Um detalhe importante que também surgiu no contexto do evento em Toronto é que o Google não proíbe o uso de IA na produção de conteúdo. A posição da empresa é mais específica.

“O Google não é contra conteúdo produzido com IA. Ele foi claro nesse aspecto. Nós somos contra conteúdos produzidos em escala. Então o famoso conteúdo útil ganhou uma nova roupagem e o Google está chamando de non-commodity”, explicou Flávia.

Outros pontos do evento importantes para SEO

Além dos critérios de indexação e da classificação de conteúdos, o evento em Toronto trouxe informações adicionais relevantes para profissionais de SEO.

O Google afirmou que não há benefício em converter sites para Markdown nem em criar arquivos LLMs.txt para fins de SEO. Essa posição já havia sido comunicada em outros canais e eventos, e foi reafirmada em Toronto.

Sobre o Google Trends, a empresa informou que haverá melhorias com acesso via API e dados segmentados por período. A novidade é esperada há algum tempo pela comunidade.

Em relação a bloqueios como o Google-Extended, o conteúdo pode continuar sendo utilizado a partir do índice de busca. O uso de “nosnippet” foi citado como uma alternativa para impedir a exibição de trechos específicos.

Quais formatos continuam performando

Com base em dados trazidos em um artigo do Cyrus Shepard, que acompanha de perto os tipos de conteúdo com melhor desempenho na era da IA, é possível identificar o que segue funcionando mesmo com o crescimento das respostas diretas na busca.

“Pesquisa original, dados próprios, ganharam uma força ainda maior dentro desse cenário. Quem está aí produzindo conteúdo com dados próprios e pesquisas, por isso que o PR está tão em alta”, comentou Flávia durante o programa.

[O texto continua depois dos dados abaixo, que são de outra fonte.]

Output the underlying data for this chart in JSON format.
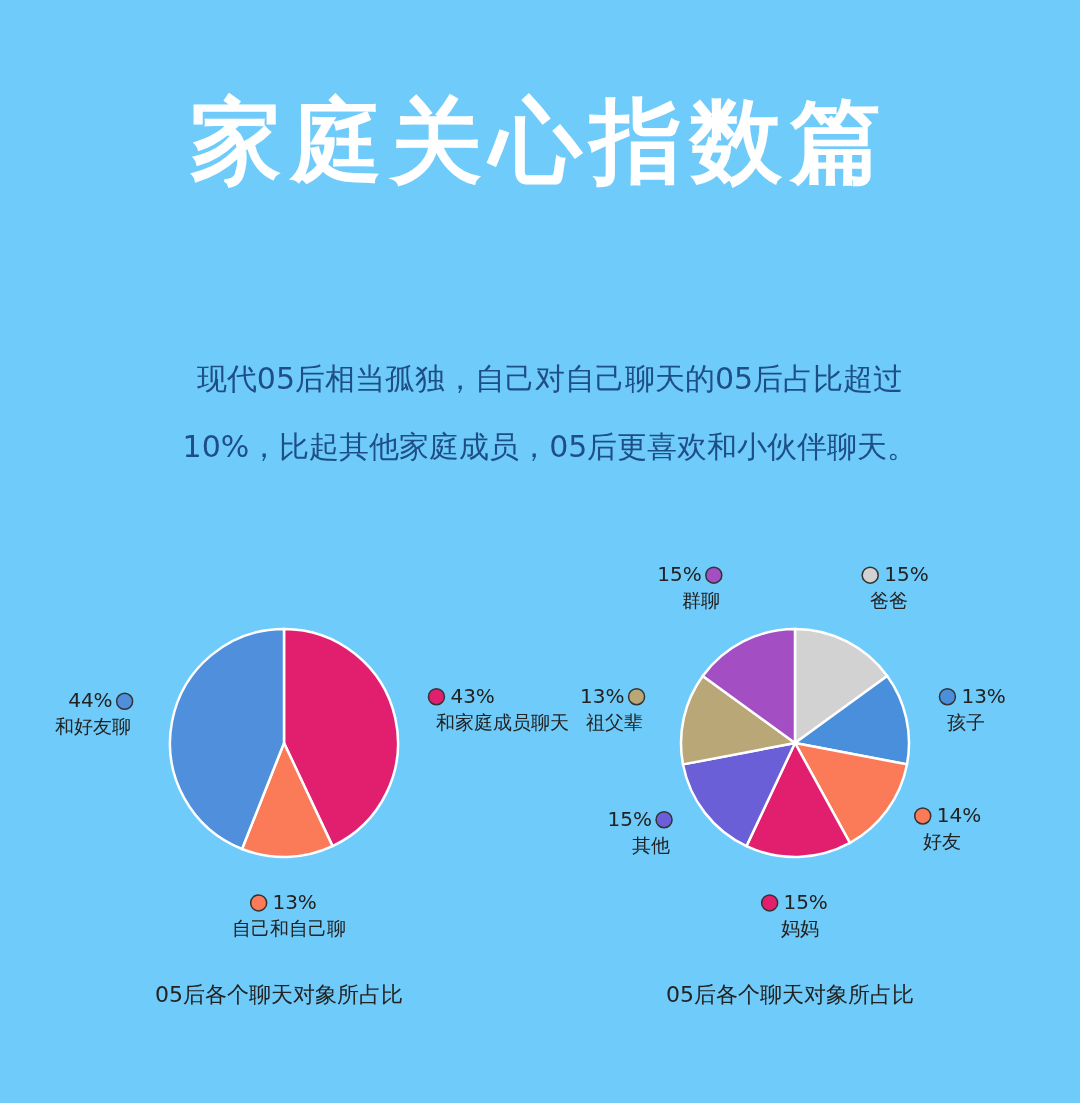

Entre os formatos com maior potencial de visibilidade estão páginas de transação, pesquisas originais com dados proprietários, comunidades com conteúdo gerado por usuários, análises aprofundadas, testes, estudos de caso, documentação técnica e vídeo podcast.

Cada vez mais, estudos e tendências apontam que conteúdo que mostra conhecimento real, perspectiva própria e experiência concreta tem mais chances de se destacar, tanto na busca tradicional quanto nas respostas geradas por inteligência artificial.